Sharp Monica

An honest voice in Italian paradise.

Home Truths

This partial post is from last Wednesday:

This is a very tough day for me to write, but I feel I must.

The elections at home have taken place, and the result, while not wholly unexpected, is still shocking. After the Brexit meltdown, and what is happening in Europe with the rise of alt-right populist nationalism, as well as in India with Modi and and the Philippines with Duterte, the recent Colombian no vote, the writing was very clearly on the wall.
Jason came to wake me at 6 am on Wednesday morning.

“It’s bad,” he said. “It’s really, really bad.” 

“Really? You’re kidding,” I said dumbly.
“No,” he said. “Come snuggle Eleanor.”
I crawled into bed with our warm drowsy two-year-old and started reading my tiny blue screen. I felt sick.
The morning wore on. I took both the kids to school and walked back to our apartment, holding back tears, still runny-nosed from my recent bout with the sinuses and bronchitis.
At home, I cried for at least three hours. I thought of we women’s lot. I picked up the house, folded and put away laundry, did the dishes. I straightened up the bathroom and the beds. I folded the towels and stacked them. I tend to get very OCD when upset, as though imposing order on the concrete world around me might help calm my stormy feelings and rampant anxiety. Sometimes, it does. Actually, it does help, almost always.

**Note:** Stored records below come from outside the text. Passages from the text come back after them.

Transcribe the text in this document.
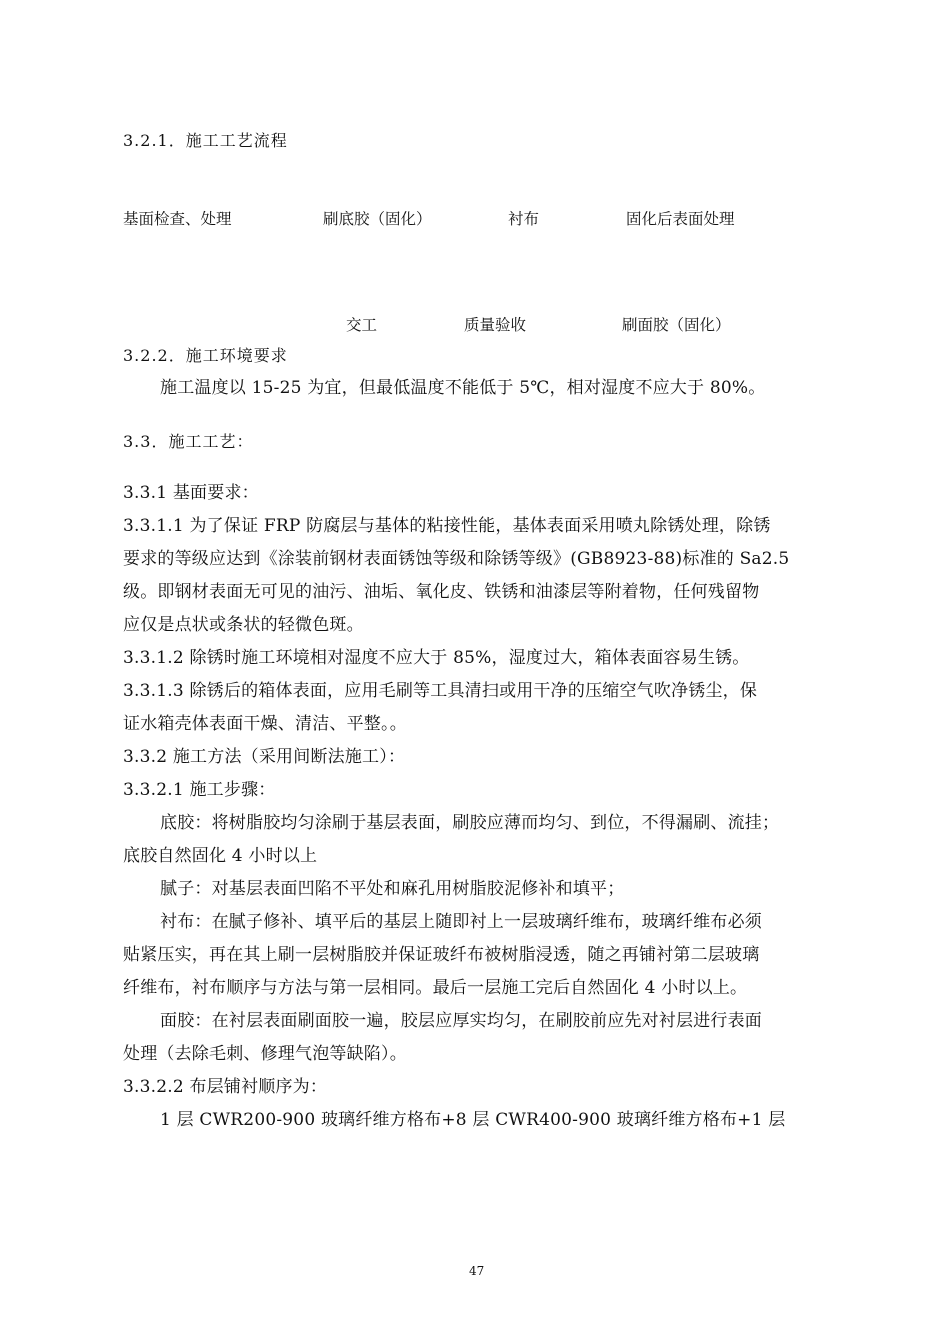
3.2.1．施工工艺流程
基面检查、处理	刷底胶（固化）	衬布	固化后表面处理
交工	质量验收	刷面胶（固化）
3.2.2．施工环境要求
施工温度以 15-25 为宜，但最低温度不能低于 5℃，相对湿度不应大于 80%。
3.3．施工工艺：
3.3.1 基面要求：
3.3.1.1 为了保证 FRP 防腐层与基体的粘接性能，基体表面采用喷丸除锈处理，除锈
要求的等级应达到《涂装前钢材表面锈蚀等级和除锈等级》(GB8923-88)标准的 Sa2.5
级。即钢材表面无可见的油污、油垢、氧化皮、铁锈和油漆层等附着物，任何残留物
应仅是点状或条状的轻微色斑。
3.3.1.2 除锈时施工环境相对湿度不应大于 85%，湿度过大，箱体表面容易生锈。
3.3.1.3 除锈后的箱体表面，应用毛刷等工具清扫或用干净的压缩空气吹净锈尘，保
证水箱壳体表面干燥、清洁、平整。。
3.3.2 施工方法（采用间断法施工）：
3.3.2.1 施工步骤：
底胶：将树脂胶均匀涂刷于基层表面，刷胶应薄而均匀、到位，不得漏刷、流挂；
底胶自然固化 4 小时以上
腻子：对基层表面凹陷不平处和麻孔用树脂胶泥修补和填平；
衬布：在腻子修补、填平后的基层上随即衬上一层玻璃纤维布，玻璃纤维布必须
贴紧压实，再在其上刷一层树脂胶并保证玻纤布被树脂浸透，随之再铺衬第二层玻璃
纤维布，衬布顺序与方法与第一层相同。最后一层施工完后自然固化 4 小时以上。
面胶：在衬层表面刷面胶一遍，胶层应厚实均匀，在刷胶前应先对衬层进行表面
处理（去除毛刺、修理气泡等缺陷）。
3.3.2.2 布层铺衬顺序为：
1 层 CWR200-900 玻璃纤维方格布+8 层 CWR400-900 玻璃纤维方格布+1 层
47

I considered the topic of unpaid labor and women. We do have significant help here, but she can’t do it all for us. The margin falls to me to do, in any spare minute I have. This is also why it is good that I have rented office space in Piazza della Repubblica, to get out of that space of home chores when I need to buckle down and put in solid hours of focused work.

I thought of Clinton and how hard she worked, and how smart she is. I thought a lot about the fine print that a smart woman often fails to read when she marries a smart man, and throws her lot in with him, and then children come. I cried considering how my own professional career has shaken out, unevenly in some years, and how I have struggled with it for varying reasons.
I cried as I missed my working mama friends, who also have Very Smart Partners, and who helped me feel very supported when we were lucky enough to be in proximity.
I thought of all the frustrations I’d had in my career maybe weren’t my fault after all. This made me even sadder as I saw clearly how much I had blamed myself for my perceived failures. Perhaps they were not failures at all, and certainly not personal failures. Rather they were possibly the result of my gender, and working, and later, certainly, being a parent – more specifically a mother, which in our culture is a far less desirable type of working parent. 
I thought some more of Clinton and how smart she is, and how hard she worked to be Good and Possibly Perfect. Bill is smart, but I think she is smarter. And how there is nothing she could have done to make this election turn out differently.
I read some more on Facebook, and made a few teary posts to this effect. That in the clear light of day, on November 9, I realized that women are not equal in the eyes of so many, and that this made me very, very sad.
Minutes later up popped a comment from a cousin who hails from the firmly conservative side of the family. Accusations and excessive punctuation. I was being Trumptrolled! I was shocked. This cousin had done this a handful of times since I had reluctantly friended her earlier this year, at the urging or another, cooler California cousin, haha. I won’t even detail for you here the observable elements of the confused, angry hypocrisy. A life like hers would give me a lot of anger to displace too. She was angry and judgmental even when we were children, and although she is younger than I am by at least four or five years, she never missed an opportunity to look squarely at me and pronounce her judging, hateful words to me when no adults were in sight. My brothers were not on the receiving end of this, because she had clearly learned, at a very young age, to reserve and direct all moral judgement only toward other women. This is what they learn.
I couldn’t breathe for a few minutes. Actually, like half an hour. I finally got so angry that I took down my Facebook profile after a brief farewell post. Certainly the aftermath of this election would not be helped by my newsfeed assault.

Facebook asked me for a reason why? I typed in, “So sick of this.” I felt relief as I unyoked myself from that online den of polemic that has spiraled further and further out of control. It felt like a next healthy step since I had uninstalled the Facebook app from both my cell phones last week.

I stayed off Facebook for a week, and I am avoiding it now. It is too tender and too upsetting.

I wanted to post this partial piece though by way of background and in solidarity with my friends in the US who are struggling with this new reality too.

Is it too political? The political has become even more personal for women in America. Even if they don’t realize it. Or if they do. Or if, like my cousin, they lash out at other women.

I am still trying to process all of this. I know you are too, if you are reading this. Where are you with it?